Window observables for benchmarking parton distribution functions
Joe Karpie, Christopher J. Monahan, Kostas Orginos, Savvas Zafeiropoulos
TL;DR
The paper addresses the challenge of benchmarking PDFs extracted from lattice QCD against global phenomenology within limited $x$-ranges. It introduces window observables, including window moments $a_n(x_-,x_+)$ and Gaussian windows $g_n(x_-,x_+)$, defined over a constrained interval $[x_-,x_+]$ to enable cross-validation between SDF, LaMET, and global analyses via convolutions of the PDF $f(x,\mu^2)$. By leveraging the Ioffe-time distribution framework with representations in $\nu$ (Ioffe time) and $x$-space, the approach provides observables that remain well-behaved under inverse problems and extrapolations, and can be computed from both lattice ITD data and phenomenological PDFs. Demonstrations with synthetic JAM3D*/JAMDiFF data and HadStruc lattice data show that these window observables achieve higher precision benchmarks than pointwise comparisons, even when $\nu_{\max}$ or lattice discretization constraints limit full $x$-reconstructions.

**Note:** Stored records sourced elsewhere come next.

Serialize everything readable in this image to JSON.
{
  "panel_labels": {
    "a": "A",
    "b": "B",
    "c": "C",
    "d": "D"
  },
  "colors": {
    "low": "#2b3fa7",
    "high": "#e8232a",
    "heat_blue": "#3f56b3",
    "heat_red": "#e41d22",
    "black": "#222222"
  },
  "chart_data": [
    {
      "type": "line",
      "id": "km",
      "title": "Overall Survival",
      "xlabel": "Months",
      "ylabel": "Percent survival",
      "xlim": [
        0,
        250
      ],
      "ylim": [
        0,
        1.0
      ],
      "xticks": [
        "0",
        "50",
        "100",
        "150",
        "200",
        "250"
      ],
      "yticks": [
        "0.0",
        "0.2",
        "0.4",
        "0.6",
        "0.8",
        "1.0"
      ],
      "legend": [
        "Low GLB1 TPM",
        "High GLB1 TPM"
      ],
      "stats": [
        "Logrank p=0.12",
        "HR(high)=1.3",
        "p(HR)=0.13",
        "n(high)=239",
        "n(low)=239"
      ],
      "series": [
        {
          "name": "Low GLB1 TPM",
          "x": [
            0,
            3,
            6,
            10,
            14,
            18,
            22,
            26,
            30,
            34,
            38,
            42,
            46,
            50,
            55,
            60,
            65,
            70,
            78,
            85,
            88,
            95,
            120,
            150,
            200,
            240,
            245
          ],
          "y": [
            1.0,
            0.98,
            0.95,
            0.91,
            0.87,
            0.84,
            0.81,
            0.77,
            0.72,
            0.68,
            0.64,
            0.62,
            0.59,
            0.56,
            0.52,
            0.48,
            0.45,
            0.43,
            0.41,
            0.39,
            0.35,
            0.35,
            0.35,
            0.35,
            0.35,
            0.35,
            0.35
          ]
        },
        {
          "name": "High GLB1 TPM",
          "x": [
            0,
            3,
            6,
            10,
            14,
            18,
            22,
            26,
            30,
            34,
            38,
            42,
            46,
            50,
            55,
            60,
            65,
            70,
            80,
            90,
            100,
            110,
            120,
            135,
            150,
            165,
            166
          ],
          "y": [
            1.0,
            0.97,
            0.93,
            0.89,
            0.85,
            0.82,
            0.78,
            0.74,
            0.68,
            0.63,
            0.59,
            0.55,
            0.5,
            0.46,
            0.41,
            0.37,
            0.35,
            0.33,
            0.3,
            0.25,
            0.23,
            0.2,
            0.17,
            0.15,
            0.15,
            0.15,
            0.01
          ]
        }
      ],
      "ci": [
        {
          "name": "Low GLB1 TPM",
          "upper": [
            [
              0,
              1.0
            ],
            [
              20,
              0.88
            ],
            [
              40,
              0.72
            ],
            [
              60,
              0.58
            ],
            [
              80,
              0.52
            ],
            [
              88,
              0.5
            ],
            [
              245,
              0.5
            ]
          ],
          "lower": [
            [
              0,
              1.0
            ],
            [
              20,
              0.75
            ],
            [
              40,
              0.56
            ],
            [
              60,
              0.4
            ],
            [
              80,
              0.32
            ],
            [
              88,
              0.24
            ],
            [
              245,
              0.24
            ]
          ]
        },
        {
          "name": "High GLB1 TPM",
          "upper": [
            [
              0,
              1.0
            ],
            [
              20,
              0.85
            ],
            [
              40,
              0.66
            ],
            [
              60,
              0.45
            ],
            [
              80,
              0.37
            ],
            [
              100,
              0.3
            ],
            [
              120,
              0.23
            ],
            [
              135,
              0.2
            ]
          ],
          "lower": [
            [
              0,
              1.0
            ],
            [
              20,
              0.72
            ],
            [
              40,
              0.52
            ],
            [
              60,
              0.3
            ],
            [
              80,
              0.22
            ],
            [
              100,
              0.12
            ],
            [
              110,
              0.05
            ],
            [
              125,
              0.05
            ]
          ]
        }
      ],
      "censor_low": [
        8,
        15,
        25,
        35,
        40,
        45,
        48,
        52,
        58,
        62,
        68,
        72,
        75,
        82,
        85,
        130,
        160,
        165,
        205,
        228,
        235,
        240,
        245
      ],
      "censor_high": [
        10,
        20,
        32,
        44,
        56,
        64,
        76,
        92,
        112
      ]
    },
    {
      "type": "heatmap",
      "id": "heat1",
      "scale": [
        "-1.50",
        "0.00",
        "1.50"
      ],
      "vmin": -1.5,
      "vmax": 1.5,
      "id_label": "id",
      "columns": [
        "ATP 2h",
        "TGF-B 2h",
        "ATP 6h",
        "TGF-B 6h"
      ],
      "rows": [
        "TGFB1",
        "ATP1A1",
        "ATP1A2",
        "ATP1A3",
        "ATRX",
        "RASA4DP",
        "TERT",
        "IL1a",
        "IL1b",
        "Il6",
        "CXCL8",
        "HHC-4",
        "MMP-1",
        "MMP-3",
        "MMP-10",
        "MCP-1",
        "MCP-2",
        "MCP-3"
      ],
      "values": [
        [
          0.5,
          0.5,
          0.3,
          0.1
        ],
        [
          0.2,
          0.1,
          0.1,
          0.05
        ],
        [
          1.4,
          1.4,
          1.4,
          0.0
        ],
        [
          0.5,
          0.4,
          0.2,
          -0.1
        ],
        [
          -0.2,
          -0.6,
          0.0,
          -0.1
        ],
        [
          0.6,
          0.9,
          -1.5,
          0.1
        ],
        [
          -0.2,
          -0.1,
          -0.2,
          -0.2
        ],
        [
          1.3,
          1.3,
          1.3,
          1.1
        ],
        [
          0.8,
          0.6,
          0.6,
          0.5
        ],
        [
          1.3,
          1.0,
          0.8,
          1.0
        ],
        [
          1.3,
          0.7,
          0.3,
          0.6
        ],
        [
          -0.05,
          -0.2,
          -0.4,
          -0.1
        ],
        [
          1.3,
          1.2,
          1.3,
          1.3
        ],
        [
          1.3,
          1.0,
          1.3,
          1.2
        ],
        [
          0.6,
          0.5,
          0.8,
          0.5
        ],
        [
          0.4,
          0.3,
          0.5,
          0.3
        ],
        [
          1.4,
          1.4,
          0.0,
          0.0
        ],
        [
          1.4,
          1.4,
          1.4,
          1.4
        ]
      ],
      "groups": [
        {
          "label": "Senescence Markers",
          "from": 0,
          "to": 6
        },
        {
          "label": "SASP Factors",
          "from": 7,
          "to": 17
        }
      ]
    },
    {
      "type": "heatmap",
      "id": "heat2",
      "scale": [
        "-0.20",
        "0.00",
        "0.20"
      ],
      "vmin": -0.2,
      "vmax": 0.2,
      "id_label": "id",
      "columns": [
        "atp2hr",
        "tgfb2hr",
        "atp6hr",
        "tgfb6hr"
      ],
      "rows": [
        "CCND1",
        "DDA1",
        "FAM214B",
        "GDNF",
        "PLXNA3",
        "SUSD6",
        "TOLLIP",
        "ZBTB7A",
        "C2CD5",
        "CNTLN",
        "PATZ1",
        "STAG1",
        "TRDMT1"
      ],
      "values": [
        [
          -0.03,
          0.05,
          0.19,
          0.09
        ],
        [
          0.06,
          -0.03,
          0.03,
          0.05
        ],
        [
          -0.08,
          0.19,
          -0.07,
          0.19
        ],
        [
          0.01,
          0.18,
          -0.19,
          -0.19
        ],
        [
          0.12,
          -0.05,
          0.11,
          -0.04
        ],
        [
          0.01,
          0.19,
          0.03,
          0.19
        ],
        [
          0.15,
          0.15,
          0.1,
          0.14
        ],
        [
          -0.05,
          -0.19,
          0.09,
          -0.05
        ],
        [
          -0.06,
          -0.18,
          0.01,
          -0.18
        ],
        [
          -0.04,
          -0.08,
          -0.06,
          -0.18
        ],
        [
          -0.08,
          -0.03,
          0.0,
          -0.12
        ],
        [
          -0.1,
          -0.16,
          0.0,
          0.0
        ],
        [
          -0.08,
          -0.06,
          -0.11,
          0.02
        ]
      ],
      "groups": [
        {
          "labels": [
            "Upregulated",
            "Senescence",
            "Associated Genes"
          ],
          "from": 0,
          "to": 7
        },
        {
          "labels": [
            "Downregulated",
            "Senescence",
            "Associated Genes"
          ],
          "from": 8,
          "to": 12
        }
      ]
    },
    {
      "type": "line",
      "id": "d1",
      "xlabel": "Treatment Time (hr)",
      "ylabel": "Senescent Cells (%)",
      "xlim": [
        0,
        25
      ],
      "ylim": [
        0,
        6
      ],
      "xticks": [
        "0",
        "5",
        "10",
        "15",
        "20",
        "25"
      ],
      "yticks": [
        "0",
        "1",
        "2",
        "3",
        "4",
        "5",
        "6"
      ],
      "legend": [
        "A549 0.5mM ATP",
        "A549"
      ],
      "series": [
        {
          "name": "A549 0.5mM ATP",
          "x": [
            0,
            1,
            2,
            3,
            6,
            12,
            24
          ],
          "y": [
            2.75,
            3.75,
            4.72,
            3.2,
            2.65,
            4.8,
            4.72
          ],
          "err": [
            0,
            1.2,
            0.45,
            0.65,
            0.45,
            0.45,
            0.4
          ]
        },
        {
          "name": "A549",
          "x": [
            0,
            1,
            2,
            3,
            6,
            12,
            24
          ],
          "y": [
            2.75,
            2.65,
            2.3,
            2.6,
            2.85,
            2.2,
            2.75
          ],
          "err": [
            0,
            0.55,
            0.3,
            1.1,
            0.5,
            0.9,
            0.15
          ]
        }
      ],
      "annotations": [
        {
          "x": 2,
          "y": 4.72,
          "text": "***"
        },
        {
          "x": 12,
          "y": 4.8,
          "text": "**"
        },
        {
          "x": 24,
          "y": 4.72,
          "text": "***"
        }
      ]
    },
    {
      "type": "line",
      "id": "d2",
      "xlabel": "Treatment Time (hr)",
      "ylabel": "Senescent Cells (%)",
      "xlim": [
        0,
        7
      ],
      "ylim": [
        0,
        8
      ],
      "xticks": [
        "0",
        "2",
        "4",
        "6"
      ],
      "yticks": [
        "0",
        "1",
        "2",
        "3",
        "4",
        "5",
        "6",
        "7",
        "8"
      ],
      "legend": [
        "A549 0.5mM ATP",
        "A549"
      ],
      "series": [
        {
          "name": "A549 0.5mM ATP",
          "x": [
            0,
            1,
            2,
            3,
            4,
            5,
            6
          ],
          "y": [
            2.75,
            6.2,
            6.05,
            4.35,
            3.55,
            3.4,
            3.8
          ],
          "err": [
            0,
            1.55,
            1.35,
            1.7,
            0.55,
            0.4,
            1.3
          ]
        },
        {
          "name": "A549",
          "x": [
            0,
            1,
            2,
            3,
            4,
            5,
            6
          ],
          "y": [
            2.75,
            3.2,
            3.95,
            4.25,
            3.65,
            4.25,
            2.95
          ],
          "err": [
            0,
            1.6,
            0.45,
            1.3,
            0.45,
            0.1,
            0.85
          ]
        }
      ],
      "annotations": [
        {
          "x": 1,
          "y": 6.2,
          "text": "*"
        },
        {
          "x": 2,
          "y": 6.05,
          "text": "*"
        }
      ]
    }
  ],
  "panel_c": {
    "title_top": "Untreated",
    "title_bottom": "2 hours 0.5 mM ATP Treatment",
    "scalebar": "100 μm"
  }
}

The proposed method offers a practical pathway to robustly validate and merge lattice QCD results with global PDF determinations, advancing the reliability of hadron structure predictions.
Abstract
Global analysis of collider and fixed-target experimental data and calculations from lattice quantum chromodynamics (QCD) are used to gain complementary information on the structure of hadrons. We propose novel ``window observables'' that allow for higher precision cross-validation between the different approaches, a critical step for studies that wish to combine the datasets. Global analyses are limited by the kinematic regions accessible to experiment, particularly in a range of Bjorken-$x$, and lattice QCD calculations also have limitations requiring extrapolations to obtain the parton distributions. We provide two different ``window observables'' that can be defined within a region of $x$ where extrapolations and interpolations in global analyses remain reliable and where lattice QCD results retain sensitivity and precision.